Friday, June 7, 2013

Short Round: Now You See Me (2013) **/*****

Louis Leterrier has proven himself to be a capable enough filmmaker in the past. He hasn’t done anything that’s been worth crowing about, but his Transporter movies were dumb enough fun, his Incredible Hulk was a good deal more respectable than what Ang Lee was able to do with the property, and while his Clash of the Titans wasn’t all that well received, most of the complaints stemmed from its shoddy 3D conversion and not his filmmaking. The point is, while he’s certainly nobody’s favorite director, it seemed pretty clear that Leterrier was a capable enough hand that he wouldn’t be able to completely waste a cast that includes names like Jesse Eisenberg, Woody Harrelson, Mark Ruffalo, Isla Fisher, Dave Franco, Mélanie Laurent, Morgan Freeman, and Michael Caine. Against all odds though, Now You See Me is indeed the seemingly impossible movie that can be handed all of that incredible talent and then completely waste it.

The problem with the movie is that the screenplay is just inept at a fundamental level. In true magician’s fashion, Now You See Me has a lot of tricks up its sleeve that it wants to pull out in the third act. Because of this, it can’t give too much away. Because of this, it can’t really choose a focus or a direction. So what you get is a story where a pair of cops (Laurent and Ruffalo) play a game of cat and mouse with a quarter of magician bank robbers (Eisenberg, Fisher, Harrelson, and Franco), and you’re not really sure who it is you’re supposed to like, who it is you’re supposed to be rooting for, or really who any of these people are in the first place. There are mysteries at hand, so everything needs to be played close to the vest, and a movie that isn’t opening up to you just isn’t any fun. 

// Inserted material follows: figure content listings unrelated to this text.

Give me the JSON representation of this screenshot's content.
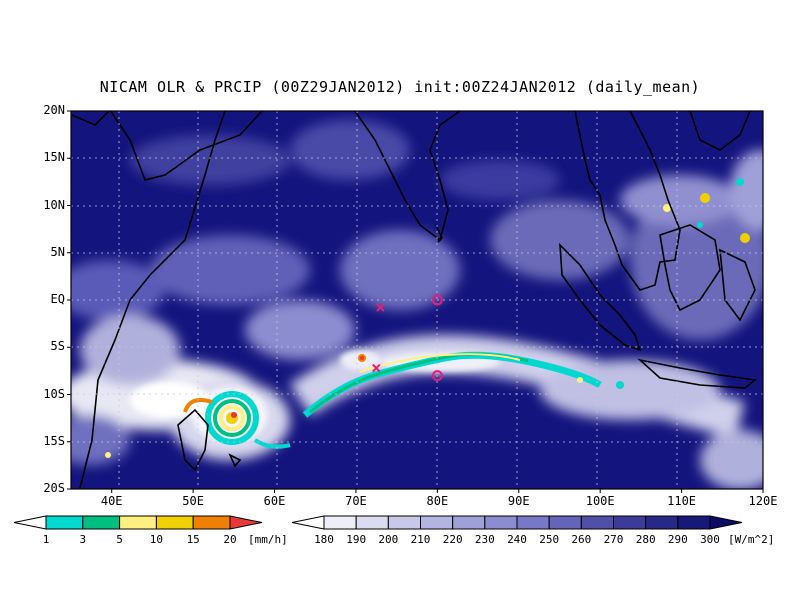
{
  "title": "NICAM OLR & PRCIP (00Z29JAN2012) init:00Z24JAN2012 (daily_mean)",
  "lat_ticks": [
    "20N",
    "15N",
    "10N",
    "5N",
    "EQ",
    "5S",
    "10S",
    "15S",
    "20S"
  ],
  "lon_ticks": [
    "40E",
    "50E",
    "60E",
    "70E",
    "80E",
    "90E",
    "100E",
    "110E",
    "120E"
  ],
  "precip_bar": {
    "labels": [
      "1",
      "3",
      "5",
      "10",
      "15",
      "20"
    ],
    "unit": "[mm/h]",
    "colors": [
      "#ffffff",
      "#00d8d0",
      "#00c080",
      "#fff080",
      "#f0d000",
      "#f08000",
      "#e83838"
    ]
  },
  "olr_bar": {
    "labels": [
      "180",
      "190",
      "200",
      "210",
      "220",
      "230",
      "240",
      "250",
      "260",
      "270",
      "280",
      "290",
      "300"
    ],
    "unit": "[W/m^2]",
    "colors": [
      "#ffffff",
      "#eeeef8",
      "#dcdcf0",
      "#c8c8e8",
      "#b4b4e0",
      "#a0a0d8",
      "#8c8cd0",
      "#7878c8",
      "#6464b8",
      "#5050a8",
      "#3c3c98",
      "#282888",
      "#181878",
      "#0c0c68"
    ]
  },
  "map_colors": {
    "background": "#14147e",
    "coastline": "#000000",
    "grid": "#c8c8e0",
    "markers": "#e0207a"
  },
  "markers": [
    {
      "type": "x",
      "lon": 73.0,
      "lat": -0.8
    },
    {
      "type": "o",
      "lon": 80.0,
      "lat": 0.0
    },
    {
      "type": "x",
      "lon": 72.5,
      "lat": -7.2
    },
    {
      "type": "o",
      "lon": 80.0,
      "lat": -8.0
    }
  ]
}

In another parallel to a magician’s act, Now You See Me needs to set a lot of pieces in place so that everything can play out the way it needs to in its third act, and what that translates to is a whole bunch of expositional dialogue. Mouthful upon mouthful of expositional dialogue, and presented-in-real-time stage shows where fake magic tricks that aren’t really happening are presented to you in painstaking detail, as if you actually care to see them. Isn’t the entire point of a magic show that it’s being done live in front of you, where you should be able to explain how what you’re seeing is being done? Who the heck wants to watch magic tricks on film, where any amount of effects work can alter what it is you’re watching? Nobody, that’s who. Now You See Me is a movie that’s chock full of personalities, but it’s so worried about telling its complicated story that it never even bothers to develop or showcase any of their characters. What a spectacular bore. And, for the record, I guessed where its stupid mystery was going by the end of the first act, so the story it burns so many calories telling isn’t even as clever as the filmmakers thought it was in the first place. How frustrating. It’s a good thing Mélanie Laurent is so damn adorable, or this might have been a one star movie.